Nach alledem ist auf die Fragen 2 bis 4 zu antworten, dass Art. 10 in Verbindung mit Art. 13 und Anhang I Teil 1 Abschnitt B Nr. 2 Buchst. a der Verordnung 2016/1012 im Licht der Erwägungsgründe 21 und 24 der Verordnung dahin auszulegen ist, dass zum einen, wenn in einem Mitgliedstaat bereits ein Zuchtprogramm mit dem Hauptziel der Verbesserung einer bestimmten Tierrasse durchgeführt wird, die zuständige Behörde dieses Staates ein neues, von einem anderen Zuchtverband vorgelegtes Zuchtprogramm genehmigen kann, das dieselbe Tierrasse betrifft, sich auf dasselbe geografische Gebiet bezieht sowie dasselbe Ziel verfolgt und in dessen Rahmen Zuchttiere aus dem Zuchtbestand des bereits laufenden Zuchtprogramms genommen worden sind, und dass zum anderen, wenn diese Genehmigung einen oder mehrere der in Art. 10 Abs. 1 Buchst. a bis c der Verordnung 2016/1012 genannten Aspekte gefährden würde, die Behörde die Möglichkeit hat, die Genehmigung des neuen Zuchtprogramms zu verweigern.

Kosten

62

Für die Beteiligten des Ausgangsverfahrens ist das Verfahren Teil des beim vorlegenden Gericht anhängigen Verfahrens; die Kostenentscheidung ist daher Sache dieses Gerichts.
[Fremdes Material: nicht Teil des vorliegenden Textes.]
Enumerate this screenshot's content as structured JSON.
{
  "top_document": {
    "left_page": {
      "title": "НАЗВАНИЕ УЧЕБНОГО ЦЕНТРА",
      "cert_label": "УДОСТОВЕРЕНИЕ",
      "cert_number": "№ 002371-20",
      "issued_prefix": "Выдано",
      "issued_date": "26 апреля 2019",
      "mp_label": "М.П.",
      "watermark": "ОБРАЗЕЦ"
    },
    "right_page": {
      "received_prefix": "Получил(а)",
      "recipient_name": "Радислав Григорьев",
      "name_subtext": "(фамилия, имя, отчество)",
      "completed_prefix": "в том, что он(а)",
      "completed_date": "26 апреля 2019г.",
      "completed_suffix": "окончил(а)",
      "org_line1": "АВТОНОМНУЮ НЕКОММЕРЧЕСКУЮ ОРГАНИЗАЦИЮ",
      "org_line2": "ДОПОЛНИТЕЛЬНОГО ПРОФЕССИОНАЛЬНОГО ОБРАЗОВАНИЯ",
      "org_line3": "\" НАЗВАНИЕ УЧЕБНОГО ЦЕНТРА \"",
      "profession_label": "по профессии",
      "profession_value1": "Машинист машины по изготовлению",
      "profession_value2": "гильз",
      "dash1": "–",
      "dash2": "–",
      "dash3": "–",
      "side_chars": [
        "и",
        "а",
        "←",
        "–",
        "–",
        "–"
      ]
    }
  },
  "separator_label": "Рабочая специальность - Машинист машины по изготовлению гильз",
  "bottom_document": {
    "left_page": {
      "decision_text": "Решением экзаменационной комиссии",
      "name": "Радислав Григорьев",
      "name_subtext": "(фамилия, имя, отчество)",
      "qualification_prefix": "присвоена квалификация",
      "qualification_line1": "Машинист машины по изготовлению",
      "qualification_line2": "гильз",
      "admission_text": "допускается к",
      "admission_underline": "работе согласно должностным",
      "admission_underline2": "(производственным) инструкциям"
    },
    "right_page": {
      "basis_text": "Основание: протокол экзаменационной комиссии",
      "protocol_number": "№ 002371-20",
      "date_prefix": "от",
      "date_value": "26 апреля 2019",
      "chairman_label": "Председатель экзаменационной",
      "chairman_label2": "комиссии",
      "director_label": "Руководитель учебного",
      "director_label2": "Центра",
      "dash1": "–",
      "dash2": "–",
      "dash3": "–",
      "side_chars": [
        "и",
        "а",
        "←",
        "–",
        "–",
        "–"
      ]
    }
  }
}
Die Auslagen anderer Beteiligter für die Abgabe von Erklärungen vor dem Gerichtshof sind nicht erstattungsfähig.

 

Aus diesen Gründen hat der Gerichtshof (Sechste Kammer) für Recht erkannt:

 

1.

Art. 4 Abs. 3 Buchst. b in Verbindung mit Anhang I Teil 1 der Verordnung (EU) 2016/1012 des Europäischen Parlaments und des Rates vom 8. Juni 2016 über die Tierzucht- und Abstammungsbestimmungen für die Zucht, den Handel und die Verbringung in die Union von reinrassigen Zuchttieren und Hybridzuchtschweinen sowie deren Zuchtmaterial und zur Änderung der Verordnung (EU) Nr. 652/2014, der Richtlinien des Rates 89/608/EWG und 90/425/EWG sowie zur Aufhebung einiger Rechtsakte im Bereich der Tierzucht („Tierzuchtverordnung“) ist im Licht des 24. Erwägungsgrundes der Verordnung

dahin auszulegen, dass

er der Anerkennung eines Antragstellers – der sich für den Nachweis, dass er über einen ausreichend großen Zuchttierbestand und genügend Züchter verfügt, auf Teilnahmeverpflichtungen beruft, die von Züchtern unterzeichnet wurden, die bereits in ein Zuchtprogramm bei einem anderen anerkannten Zuchtverband eingeschrieben sind – als Zuchtverband nicht entgegensteht.

 

2.

Art. 10 in Verbindung mit Art. 13 und Anhang I Teil 1 Abschnitt B Nr. 2 Buchst. a der Verordnung 2016/1012 ist im Licht der Erwägungsgründe 21 und 24 der Verordnung

dahin auszulegen, dass

zum einen, wenn in einem Mitgliedstaat bereits ein Zuchtprogramm mit dem Hauptziel der Verbesserung einer bestimmten Tierrasse durchgeführt wird, die zuständige Behörde dieses Staates ein neues, von einem anderen Zuchtverband vorgelegtes Zuchtprogramm genehmigen kann, das dieselbe Tierrasse betrifft, sich auf dasselbe geografische Gebiet bezieht sowie dasselbe Ziel verfolgt und in dessen Rahmen Zuchttiere aus dem Zuchtbestand des bereits laufenden Zuchtprogramms genommen worden sind, und dass zum anderen, wenn diese Genehmigung einen oder mehrere der in Art. 10 Abs. 1 Buchst. a bis c der Verordnung 2016/1012 genannten Aspekte gefährden würde, die Behörde die Möglichkeit hat, die Genehmigung des neuen Zuchtprogramms zu verweigern.

 

Unterschriften


( *1 ) Verfahrenssprache: Rumänisch.